Konsistensi dalam pengukuran juga menjadi hal penting. Harus ada standar nasional yang konsisten agar data bisa akurat dan dapat dibandingkan. Di saat yang sama, masyarakat sebagai pembaca juga harus kritis. Bisa saja datanya benar dan metodologinya benar, tetapi narasinya menciptakan ilusi. Narrative fallacy sangat kuat di sekitar kita. Kita suka menyederhanakan hal kompleks. Contohnya, ketika terlambat masuk kantor karena macet, kita mulai menarasikan: “Andai saya bangun lebih awal, saya tidak terjebak macet,” atau “Seharusnya saya cek Google Maps.” Padahal, bisa saja walaupun kita bangun lebih awal, tetap ada kecelakaan atau iring-iringan kendaraan di depan. Kita terlalu cepat membentuk narasi yang masuk akal untuk menjelaskan sesuatu yang acak.

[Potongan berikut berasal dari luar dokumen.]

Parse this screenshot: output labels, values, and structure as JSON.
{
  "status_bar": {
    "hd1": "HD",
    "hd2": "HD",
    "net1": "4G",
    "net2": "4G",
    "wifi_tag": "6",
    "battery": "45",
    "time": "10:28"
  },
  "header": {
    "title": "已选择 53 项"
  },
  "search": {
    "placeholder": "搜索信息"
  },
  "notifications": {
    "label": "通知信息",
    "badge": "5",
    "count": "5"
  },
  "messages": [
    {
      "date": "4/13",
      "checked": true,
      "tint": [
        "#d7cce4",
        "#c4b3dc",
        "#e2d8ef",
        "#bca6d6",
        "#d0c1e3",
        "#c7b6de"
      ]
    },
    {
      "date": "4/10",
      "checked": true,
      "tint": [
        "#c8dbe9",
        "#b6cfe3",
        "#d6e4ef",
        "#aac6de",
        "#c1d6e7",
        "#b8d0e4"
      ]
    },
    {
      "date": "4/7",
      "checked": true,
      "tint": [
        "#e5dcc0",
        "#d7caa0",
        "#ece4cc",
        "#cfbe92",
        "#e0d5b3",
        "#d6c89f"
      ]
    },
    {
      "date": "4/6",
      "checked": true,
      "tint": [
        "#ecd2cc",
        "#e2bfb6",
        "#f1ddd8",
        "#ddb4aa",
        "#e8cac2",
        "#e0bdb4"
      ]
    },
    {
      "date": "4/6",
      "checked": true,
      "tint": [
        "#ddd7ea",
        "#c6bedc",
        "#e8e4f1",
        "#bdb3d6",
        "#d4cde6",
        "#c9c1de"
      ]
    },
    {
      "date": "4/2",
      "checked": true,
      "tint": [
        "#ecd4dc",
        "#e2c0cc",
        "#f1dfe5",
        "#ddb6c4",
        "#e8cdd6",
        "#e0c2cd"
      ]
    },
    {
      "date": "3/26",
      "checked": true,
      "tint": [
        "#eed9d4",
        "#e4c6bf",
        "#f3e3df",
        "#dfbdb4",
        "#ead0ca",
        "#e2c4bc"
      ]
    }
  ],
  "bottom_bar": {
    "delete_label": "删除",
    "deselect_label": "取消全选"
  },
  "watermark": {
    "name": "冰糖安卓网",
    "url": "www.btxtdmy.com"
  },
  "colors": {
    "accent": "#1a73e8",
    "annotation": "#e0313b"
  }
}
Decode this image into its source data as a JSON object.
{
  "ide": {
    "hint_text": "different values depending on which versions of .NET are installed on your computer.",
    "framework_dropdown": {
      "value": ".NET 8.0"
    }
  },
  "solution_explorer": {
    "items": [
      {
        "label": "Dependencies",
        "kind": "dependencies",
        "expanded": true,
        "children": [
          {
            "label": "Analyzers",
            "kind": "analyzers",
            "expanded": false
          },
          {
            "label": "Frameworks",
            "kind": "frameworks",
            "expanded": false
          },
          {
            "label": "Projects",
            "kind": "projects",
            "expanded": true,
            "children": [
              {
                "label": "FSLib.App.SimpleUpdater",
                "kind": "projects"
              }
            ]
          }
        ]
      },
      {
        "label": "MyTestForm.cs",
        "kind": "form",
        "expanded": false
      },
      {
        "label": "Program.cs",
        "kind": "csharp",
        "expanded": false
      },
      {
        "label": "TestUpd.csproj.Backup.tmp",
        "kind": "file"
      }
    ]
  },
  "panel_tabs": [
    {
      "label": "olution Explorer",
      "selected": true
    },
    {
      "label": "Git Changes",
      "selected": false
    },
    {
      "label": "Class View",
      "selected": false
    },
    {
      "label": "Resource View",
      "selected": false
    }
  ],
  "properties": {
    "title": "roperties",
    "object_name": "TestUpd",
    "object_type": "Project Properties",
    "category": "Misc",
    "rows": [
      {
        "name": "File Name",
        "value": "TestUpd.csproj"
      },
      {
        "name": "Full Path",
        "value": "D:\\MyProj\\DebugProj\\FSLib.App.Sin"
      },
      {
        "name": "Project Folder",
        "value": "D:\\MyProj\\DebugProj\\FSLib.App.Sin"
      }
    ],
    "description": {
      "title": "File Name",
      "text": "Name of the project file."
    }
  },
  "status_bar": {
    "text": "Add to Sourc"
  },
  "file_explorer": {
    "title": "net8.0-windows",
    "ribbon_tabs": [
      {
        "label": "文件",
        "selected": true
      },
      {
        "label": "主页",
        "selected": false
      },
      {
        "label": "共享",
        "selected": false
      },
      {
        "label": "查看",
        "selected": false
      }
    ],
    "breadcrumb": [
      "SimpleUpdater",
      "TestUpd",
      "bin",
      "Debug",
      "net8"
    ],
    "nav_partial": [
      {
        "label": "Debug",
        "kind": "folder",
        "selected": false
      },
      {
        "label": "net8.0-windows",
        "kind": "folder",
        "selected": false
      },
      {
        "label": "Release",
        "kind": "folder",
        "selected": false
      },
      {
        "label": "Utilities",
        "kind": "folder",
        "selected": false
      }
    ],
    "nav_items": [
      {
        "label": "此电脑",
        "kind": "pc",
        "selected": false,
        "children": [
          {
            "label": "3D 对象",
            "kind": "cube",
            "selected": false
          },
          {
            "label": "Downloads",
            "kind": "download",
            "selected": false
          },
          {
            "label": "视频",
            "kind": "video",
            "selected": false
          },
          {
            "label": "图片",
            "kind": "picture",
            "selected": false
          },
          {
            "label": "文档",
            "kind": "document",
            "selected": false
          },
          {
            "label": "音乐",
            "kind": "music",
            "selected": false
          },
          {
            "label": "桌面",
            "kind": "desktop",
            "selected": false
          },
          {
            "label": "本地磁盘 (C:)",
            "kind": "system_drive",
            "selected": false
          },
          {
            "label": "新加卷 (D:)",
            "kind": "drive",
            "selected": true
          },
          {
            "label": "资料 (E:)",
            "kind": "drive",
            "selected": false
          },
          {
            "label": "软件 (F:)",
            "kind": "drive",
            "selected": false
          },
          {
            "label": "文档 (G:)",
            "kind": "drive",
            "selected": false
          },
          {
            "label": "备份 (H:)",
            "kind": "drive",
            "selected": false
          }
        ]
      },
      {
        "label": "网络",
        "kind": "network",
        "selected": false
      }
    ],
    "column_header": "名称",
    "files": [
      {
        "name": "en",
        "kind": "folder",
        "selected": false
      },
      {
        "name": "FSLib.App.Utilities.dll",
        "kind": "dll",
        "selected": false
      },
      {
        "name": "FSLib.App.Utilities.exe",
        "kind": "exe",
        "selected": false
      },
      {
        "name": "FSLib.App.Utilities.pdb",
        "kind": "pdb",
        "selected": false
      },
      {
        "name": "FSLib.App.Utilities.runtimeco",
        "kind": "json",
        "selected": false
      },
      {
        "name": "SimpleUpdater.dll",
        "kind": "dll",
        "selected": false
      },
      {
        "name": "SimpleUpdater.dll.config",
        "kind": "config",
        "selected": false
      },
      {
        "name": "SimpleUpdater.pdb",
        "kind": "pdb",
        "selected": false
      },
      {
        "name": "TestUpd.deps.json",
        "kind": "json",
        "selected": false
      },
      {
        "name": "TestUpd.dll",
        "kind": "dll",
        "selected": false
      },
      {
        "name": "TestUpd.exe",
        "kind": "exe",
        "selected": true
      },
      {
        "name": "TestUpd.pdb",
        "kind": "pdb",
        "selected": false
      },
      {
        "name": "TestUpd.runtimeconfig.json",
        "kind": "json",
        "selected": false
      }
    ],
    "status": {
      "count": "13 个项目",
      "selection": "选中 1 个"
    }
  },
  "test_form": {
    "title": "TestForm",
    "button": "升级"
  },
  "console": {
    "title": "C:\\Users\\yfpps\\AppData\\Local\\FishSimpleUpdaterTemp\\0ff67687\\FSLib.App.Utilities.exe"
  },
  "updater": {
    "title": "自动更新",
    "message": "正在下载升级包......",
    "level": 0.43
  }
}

Terakhir, penting untuk mendorong transparansi data. Sejarah ditulis oleh para pemenang, begitu pula data. Banyak data yang tidak pernah dipublikasikan karena dianggap gagal. Ini yang disebut Taleb sebagai silent evidence. Kita sering membaca cerita sukses tentang wirausahawan yang tidak lulus kuliah tapi sukses, atau pemerintah daerah yang berhasil menurunkan stunting. Tapi, bagaimana dengan ribuan orang yang mengikuti cara hidup yang sama dan gagal? Atau daerah-daerah lain yang tidak bisa meniru keberhasilan penurunan stunting? Tidak ada yang mencatat atau menuliskan kegagalan. Akibatnya, kita tidak belajar dari kegagalan, dan cara kita membaca data pun menjadi bias.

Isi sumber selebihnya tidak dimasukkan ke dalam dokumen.